En quinze ans, Régis Colombo, né à Montreux il y a quarante ans, photographe indépendant depuis 1993, a parcouru les paysages les plus sublimes du vaste monde – Alpes, Lavaux, Sahara, Zanzibar, Birmanie, Bali, Cuba, Shanghai. Il en est revenu avec des images tout aussi sublimes, en a fait de très beaux livres, mais s’est lassé, se souvenant qu’avant d’être photographe professionnel, il était peintre. «Depuis que je suis photographe, j’ai toujours essayé d’allier ma passion du voyage et de la découverte à mon intérêt pour l’image. Mais au bout de quelques années, je me suis rendu compte que dans les librairies, tous les livres de photographie de voyage finissaient par se ressembler. Je retrouvais même chez d’autres photographes des vendeuses sur les marchés ou d’autres gens qui m’avaient servi de modèles au bout du monde! Je trouvais que mon travail n’était plus assez personnel ni différent des autres. Je voulais retrouver la sensation que j’avais en faisant de la peinture à l’huile: la sensation de faire quelque chose de personnel, rien qu’à moi.»

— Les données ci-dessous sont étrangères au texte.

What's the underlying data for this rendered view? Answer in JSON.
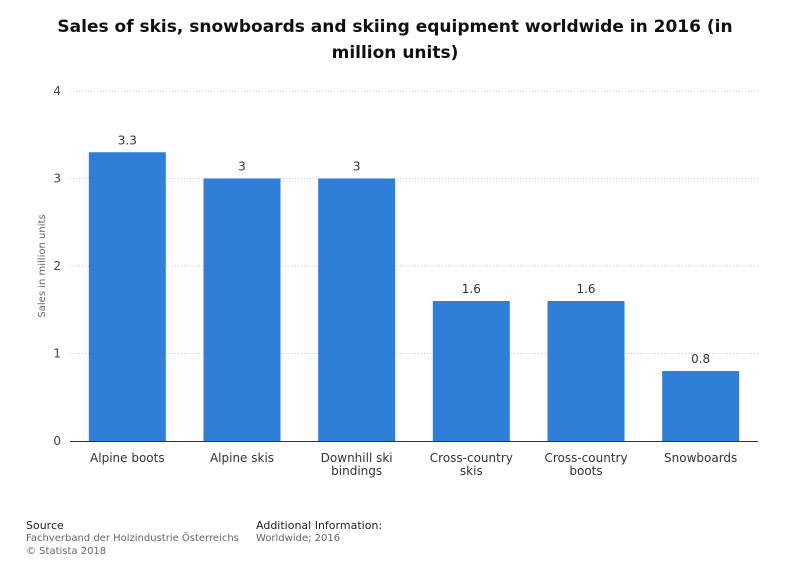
{
  "chart_data": {
    "type": "bar",
    "title": "Sales of skis, snowboards and skiing equipment worldwide in 2016 (in million units)",
    "xlabel": "",
    "ylabel": "Sales in million units",
    "ylim": [
      0,
      4
    ],
    "yticks": [
      "0",
      "1",
      "2",
      "3",
      "4"
    ],
    "grid": true,
    "categories": [
      [
        "Alpine boots"
      ],
      [
        "Alpine skis"
      ],
      [
        "Downhill ski",
        "bindings"
      ],
      [
        "Cross-country",
        "skis"
      ],
      [
        "Cross-country",
        "boots"
      ],
      [
        "Snowboards"
      ]
    ],
    "values": [
      3.3,
      3,
      3,
      1.6,
      1.6,
      0.8
    ],
    "data_labels": [
      "3.3",
      "3",
      "3",
      "1.6",
      "1.6",
      "0.8"
    ],
    "bar_color": "#2f7ed8"
  },
  "footer": {
    "source_heading": "Source",
    "source_lines": [
      "Fachverband der Holzindustrie Österreichs",
      "© Statista 2018"
    ],
    "info_heading": "Additional Information:",
    "info_lines": [
      "Worldwide; 2016"
    ]
  }
}
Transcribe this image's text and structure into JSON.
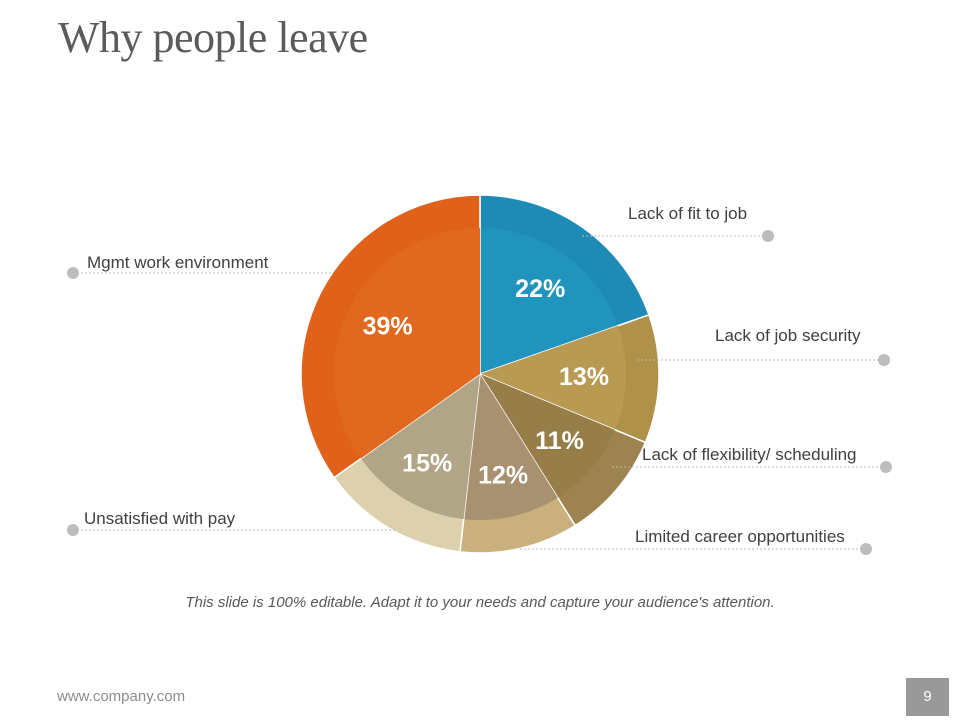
{
  "slide": {
    "title": "Why people leave",
    "caption": "This slide is 100% editable. Adapt it to your needs and capture your audience's attention.",
    "footer_url": "www.company.com",
    "page_number": "9"
  },
  "chart_data": {
    "type": "pie",
    "categories": [
      "Lack of fit to job",
      "Lack of job security",
      "Lack of flexibility/ scheduling",
      "Limited career opportunities",
      "Unsatisfied with pay",
      "Mgmt work environment"
    ],
    "values": [
      22,
      13,
      11,
      12,
      15,
      39
    ],
    "data_labels": [
      "22%",
      "13%",
      "11%",
      "12%",
      "15%",
      "39%"
    ],
    "colors": [
      "#1d8bb5",
      "#b0914a",
      "#9c8350",
      "#c9b07c",
      "#ddd0ad",
      "#e0621a"
    ],
    "inner_colors": [
      "#2194bd",
      "#b89a52",
      "#977e49",
      "#a89170",
      "#b0a586",
      "#e0691f"
    ],
    "legend": "callouts"
  }
}
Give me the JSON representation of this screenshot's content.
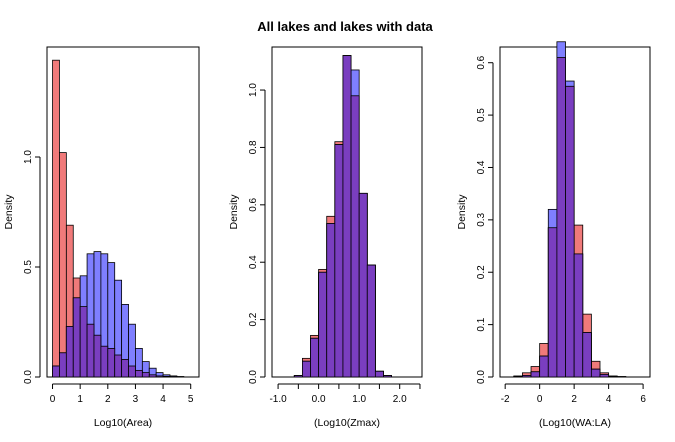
{
  "title": "All lakes and lakes with data",
  "colors": {
    "all_lakes": "#f07a7a",
    "lakes_with_data": "#7f7fff",
    "overlap": "#7a3ec0",
    "bar_stroke": "#000000"
  },
  "chart_data": [
    {
      "type": "bar",
      "xlabel": "Log10(Area)",
      "ylabel": "Density",
      "xlim": [
        -0.2,
        5.3
      ],
      "ylim": [
        0,
        1.5
      ],
      "xticks": [
        0,
        1,
        2,
        3,
        4,
        5
      ],
      "xtick_labels": [
        "0",
        "1",
        "2",
        "3",
        "4",
        "5"
      ],
      "yticks": [
        0.0,
        0.5,
        1.0
      ],
      "ytick_labels": [
        "0.0",
        "0.5",
        "1.0"
      ],
      "bin_width": 0.25,
      "bin_start": 0,
      "series": [
        {
          "values": [
            1.44,
            1.02,
            0.69,
            0.45,
            0.32,
            0.24,
            0.19,
            0.14,
            0.13,
            0.1,
            0.08,
            0.05,
            0.03,
            0.02,
            0.01,
            0.005,
            0.003,
            0.002,
            0.001
          ]
        },
        {
          "values": [
            0.05,
            0.11,
            0.23,
            0.36,
            0.46,
            0.56,
            0.57,
            0.56,
            0.52,
            0.44,
            0.33,
            0.24,
            0.13,
            0.07,
            0.04,
            0.02,
            0.01,
            0.005,
            0.002
          ]
        }
      ]
    },
    {
      "type": "bar",
      "xlabel": "(Log10(Zmax)",
      "ylabel": "Density",
      "xlim": [
        -1.15,
        2.55
      ],
      "ylim": [
        0,
        1.15
      ],
      "xticks": [
        -1.0,
        -0.5,
        0.0,
        0.5,
        1.0,
        1.5,
        2.0,
        2.5
      ],
      "xtick_labels": [
        "-1.0",
        "",
        "0.0",
        "",
        "1.0",
        "",
        "2.0",
        ""
      ],
      "yticks": [
        0.0,
        0.2,
        0.4,
        0.6,
        0.8,
        1.0
      ],
      "ytick_labels": [
        "0.0",
        "0.2",
        "0.4",
        "0.6",
        "0.8",
        "1.0"
      ],
      "bin_width": 0.2,
      "bin_start": -0.8,
      "series": [
        {
          "values": [
            0.0,
            0.005,
            0.065,
            0.145,
            0.375,
            0.56,
            0.82,
            1.12,
            0.98,
            0.64,
            0.39,
            0.02,
            0.005
          ]
        },
        {
          "values": [
            0.0,
            0.005,
            0.055,
            0.135,
            0.365,
            0.535,
            0.81,
            1.12,
            1.07,
            0.64,
            0.39,
            0.02,
            0.005
          ]
        }
      ]
    },
    {
      "type": "bar",
      "xlabel": "(Log10(WA:LA)",
      "ylabel": "Density",
      "xlim": [
        -2.3,
        6.4
      ],
      "ylim": [
        0,
        0.63
      ],
      "xticks": [
        -2,
        0,
        2,
        4,
        6
      ],
      "xtick_labels": [
        "-2",
        "0",
        "2",
        "4",
        "6"
      ],
      "yticks": [
        0.0,
        0.1,
        0.2,
        0.3,
        0.4,
        0.5,
        0.6
      ],
      "ytick_labels": [
        "0.0",
        "0.1",
        "0.2",
        "0.3",
        "0.4",
        "0.5",
        "0.6"
      ],
      "bin_width": 0.5,
      "bin_start": -1.5,
      "series": [
        {
          "values": [
            0.002,
            0.008,
            0.02,
            0.064,
            0.285,
            0.61,
            0.555,
            0.29,
            0.12,
            0.03,
            0.008,
            0.002,
            0.001
          ]
        },
        {
          "values": [
            0.001,
            0.003,
            0.01,
            0.04,
            0.32,
            0.64,
            0.565,
            0.235,
            0.085,
            0.015,
            0.005,
            0.001,
            0.0
          ]
        }
      ]
    }
  ]
}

Ce ne sera pas le tableau, ce ne sera pas la photographie: ce sera le tableau-photographie. Zanzibar, Lausanne, Paris, Amsterdam, la Route 66, Dubaï, le Sahara, chacun de ces lieux aimés, visités, est condensé, résumé, synthétisé en une seule grande composition carrée d’au minimum un mètre de large, réalisée à chaque fois à partir d’une centaine de photographies prises pour l’occasion ou lors de voyages précédents. Régis Colombo a commencé cet hiver à dévoiler la vingtaine d’oeuvres réalisées à ce jour, à Paris en décembre, puis ces prochains mois à New York, avant la Suisse. «A chaque fois, j’essaie de raconter une histoire, de créer une ambiance. Chaque image est comme un livre résumé en un seul regard.»
Fusion d’images. Le résultat, épatant, original et poétique, tient du rêve éveillé autant que de la plongée dans les souvenirs épars d’un voyageur ébloui. Pas de détourage léché, mais une fusion douce des images les unes par-dessus les autres dans un jeu de lumières et de transparences unique. Chaque œuvre demande une semaine de prises de vues au bas mot, puis deux semaines devant l’ordinateur, à arranger tons, formes, visages et objets comme une constellation d’émotions.
Par le biais de ses Transparencies, Régis Colombo capture l’essence d’un lieu, d’une ville, d’un paysage. Tantôt poétiques, tantôt sexy, futuristes, généreuses et enfiévrées, ses visions proposent des myriades de clins d’oeil éparpillés dans la toile que l’on cherche avec avidité. A Paris, les ombres de Bashung, Gainsbourg ou Funès planent autour de la tour Eiffel dans une gerbe digne de la boulimique Ville lumière. A Zanzibar, la nostalgie du lointain et le blues des villes oubliées du bout du monde explosent dans une tristesse de bric et de broc. Chaque image est un monde, avec ses recoins et ses secrets qu’on ne se lasse pas de débusquer. Régis Colombo a inventé le tableau-monde.